The premise is that company did X for A, and Y happened. Conclusion is that the company can do X for B, and Y will happen (it is not manifested, only hinted) You can see that the premises contains some reasoning (premises and conclusion) itself.
Now we can test the choices:
C is wrong. If not C, the conclusion can still hold. C does not fill any gap. For C to be right, there should be somehting in the sentence that reads like "the copywriter and graphic artist used their patented design...and the company want the same design for both clothing and houseware catalogues". So C simply stated one possible scenario, not an assumption.
Let's look at D. If not D "a magazinelike format does not require a copywriter and a graphic artist", can the conclusion still hold? I say YES. Put it this way, a company does not necessarily need a copywriter and a graphic artist to do the magazinelike format. But this statement does not dampen the reasoning that a company can use a copywriter and a graphic artist to design the magazinelike format, then appeal to upscale, then improve sales. Allow me to use a simpler example: To get rich does not require winning a lottery, but it cannot rule out that fact that winining a lottery can get people rich.
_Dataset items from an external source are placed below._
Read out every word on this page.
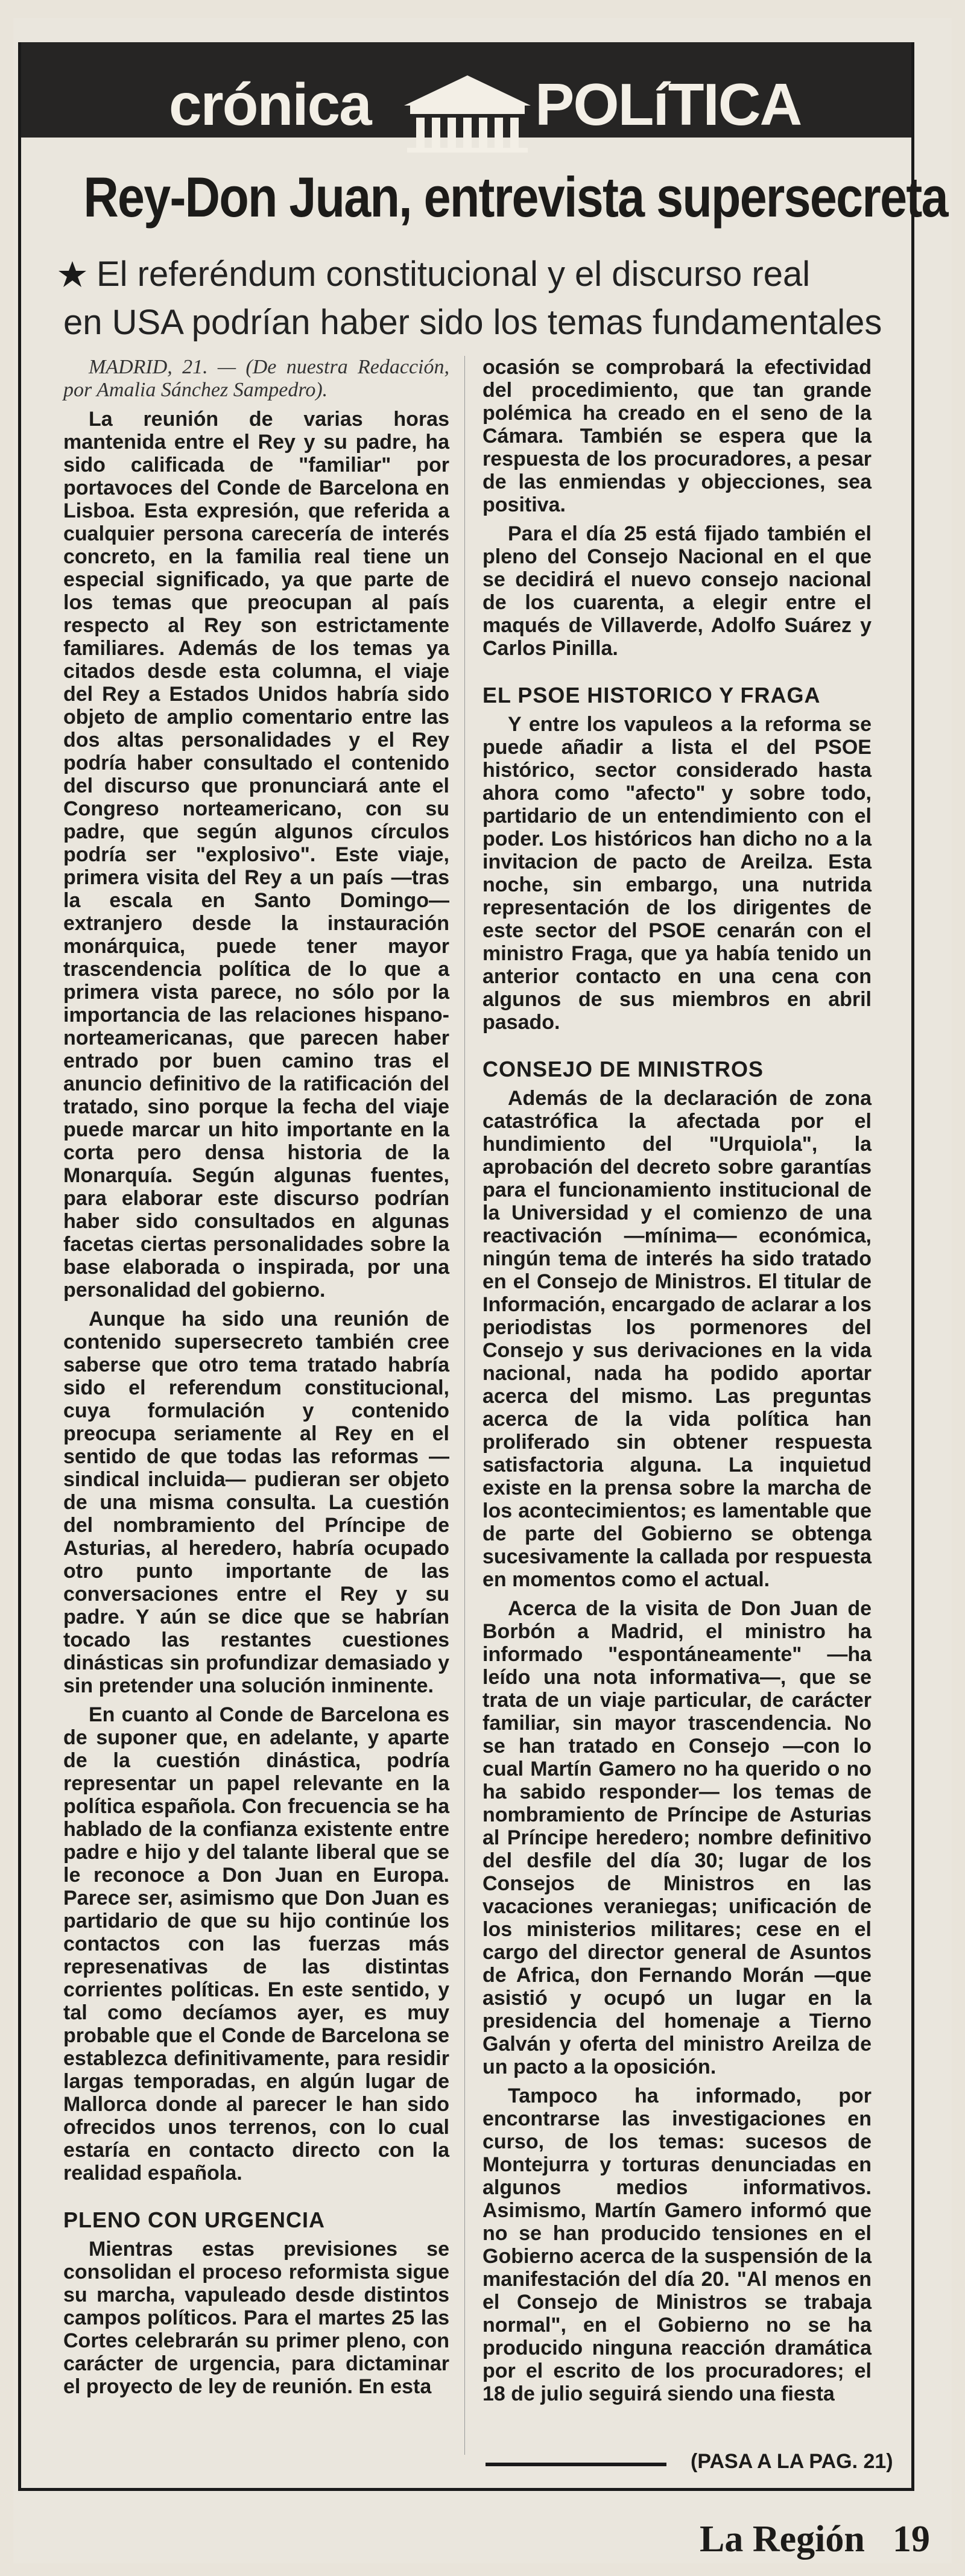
crónica	POLíTICA
Rey-Don Juan, entrevista supersecreta
El referéndum constitucional y el discurso real
en USA podrían haber sido los temas fundamentales

MADRID, 21. — (De nuestra Redacción, por Amalia Sánchez Sampedro).

La reunión de varias horas mantenida entre el Rey y su padre, ha sido calificada de "familiar" por portavoces del Conde de Barcelona en Lisboa. Esta expresión, que referida a cualquier persona carecería de interés concreto, en la familia real tiene un especial significado, ya que parte de los temas que preocupan al país respecto al Rey son estrictamente familiares. Además de los temas ya citados desde esta columna, el viaje del Rey a Estados Unidos habría sido objeto de amplio comentario entre las dos altas personalidades y el Rey podría haber consultado el contenido del discurso que pronunciará ante el Congreso norteamericano, con su padre, que según algunos círculos podría ser "explosivo". Este viaje, primera visita del Rey a un país —tras la escala en Santo Domingo— extranjero desde la instauración monárquica, puede tener mayor trascendencia política de lo que a primera vista parece, no sólo por la importancia de las relaciones hispano-norteamericanas, que parecen haber entrado por buen camino tras el anuncio definitivo de la ratificación del tratado, sino porque la fecha del viaje puede marcar un hito importante en la corta pero densa historia de la Monarquía. Según algunas fuentes, para elaborar este discurso podrían haber sido consultados en algunas facetas ciertas personalidades sobre la base elaborada o inspirada, por una personalidad del gobierno.

Aunque ha sido una reunión de contenido supersecreto también cree saberse que otro tema tratado habría sido el referendum constitucional, cuya formulación y contenido preocupa seriamente al Rey en el sentido de que todas las reformas —sindical incluida— pudieran ser objeto de una misma consulta. La cuestión del nombramiento del Príncipe de Asturias, al heredero, habría ocupado otro punto importante de las conversaciones entre el Rey y su padre. Y aún se dice que se habrían tocado las restantes cuestiones dinásticas sin profundizar demasiado y sin pretender una solución inminente.

En cuanto al Conde de Barcelona es de suponer que, en adelante, y aparte de la cuestión dinástica, podría representar un papel relevante en la política española. Con frecuencia se ha hablado de la confianza existente entre padre e hijo y del talante liberal que se le reconoce a Don Juan en Europa. Parece ser, asimismo que Don Juan es partidario de que su hijo continúe los contactos con las fuerzas más represenativas de las distintas corrientes políticas. En este sentido, y tal como decíamos ayer, es muy probable que el Conde de Barcelona se establezca definitivamente, para residir largas temporadas, en algún lugar de Mallorca donde al parecer le han sido ofrecidos unos terrenos, con lo cual estaría en contacto directo con la realidad española.

PLENO CON URGENCIA

Mientras estas previsiones se consolidan el proceso reformista sigue su marcha, vapuleado desde distintos campos políticos. Para el martes 25 las Cortes celebrarán su primer pleno, con carácter de urgencia, para dictaminar el proyecto de ley de reunión. En esta

ocasión se comprobará la efectividad del procedimiento, que tan grande polémica ha creado en el seno de la Cámara. También se espera que la respuesta de los procuradores, a pesar de las enmiendas y objecciones, sea positiva.

Para el día 25 está fijado también el pleno del Consejo Nacional en el que se decidirá el nuevo consejo nacional de los cuarenta, a elegir entre el maqués de Villaverde, Adolfo Suárez y Carlos Pinilla.

EL PSOE HISTORICO Y FRAGA

Y entre los vapuleos a la reforma se puede añadir a lista el del PSOE histórico, sector considerado hasta ahora como "afecto" y sobre todo, partidario de un entendimiento con el poder. Los históricos han dicho no a la invitacion de pacto de Areilza. Esta noche, sin embargo, una nutrida representación de los dirigentes de este sector del PSOE cenarán con el ministro Fraga, que ya había tenido un anterior contacto en una cena con algunos de sus miembros en abril pasado.

CONSEJO DE MINISTROS

Además de la declaración de zona catastrófica la afectada por el hundimiento del "Urquiola", la aprobación del decreto sobre garantías para el funcionamiento institucional de la Universidad y el comienzo de una reactivación —mínima— económica, ningún tema de interés ha sido tratado en el Consejo de Ministros. El titular de Información, encargado de aclarar a los periodistas los pormenores del Consejo y sus derivaciones en la vida nacional, nada ha podido aportar acerca del mismo. Las preguntas acerca de la vida política han proliferado sin obtener respuesta satisfactoria alguna. La inquietud existe en la prensa sobre la marcha de los acontecimientos; es lamentable que de parte del Gobierno se obtenga sucesivamente la callada por respuesta en momentos como el actual.

Acerca de la visita de Don Juan de Borbón a Madrid, el ministro ha informado "espontáneamente" —ha leído una nota informativa—, que se trata de un viaje particular, de carácter familiar, sin mayor trascendencia. No se han tratado en Consejo —con lo cual Martín Gamero no ha querido o no ha sabido responder— los temas de nombramiento de Príncipe de Asturias al Príncipe heredero; nombre definitivo del desfile del día 30; lugar de los Consejos de Ministros en las vacaciones veraniegas; unificación de los ministerios militares; cese en el cargo del director general de Asuntos de Africa, don Fernando Morán —que asistió y ocupó un lugar en la presidencia del homenaje a Tierno Galván y oferta del ministro Areilza de un pacto a la oposición.

Tampoco ha informado, por encontrarse las investigaciones en curso, de los temas: sucesos de Montejurra y torturas denunciadas en algunos medios informativos. Asimismo, Martín Gamero informó que no se han producido tensiones en el Gobierno acerca de la suspensión de la manifestación del día 20. "Al menos en el Consejo de Ministros se trabaja normal", en el Gobierno no se ha producido ninguna reacción dramática por el escrito de los procuradores; el 18 de julio seguirá siendo una fiesta

(PASA A LA PAG. 21)
La Región 19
Now B. If not B "an upscale clientelte would NOT be interested in a housewares catalog", then the link between the premise and the conclusion is broken. You can see that the link the premise is "a copywriter and a graphic designer --> magazinelike format --> appeal to unscale clientile --> improved sale". "Not B" breaks the link, and the conclusion cannot hold any more.
One more comment about "key word". fhlly mentioned that "require" is a magic word in this question and another question jq_jau brought up. However, in the second sample question choice D, "cannot be employed without" has the same meaning as "require". I do not see how one key word can solve a whole problem here.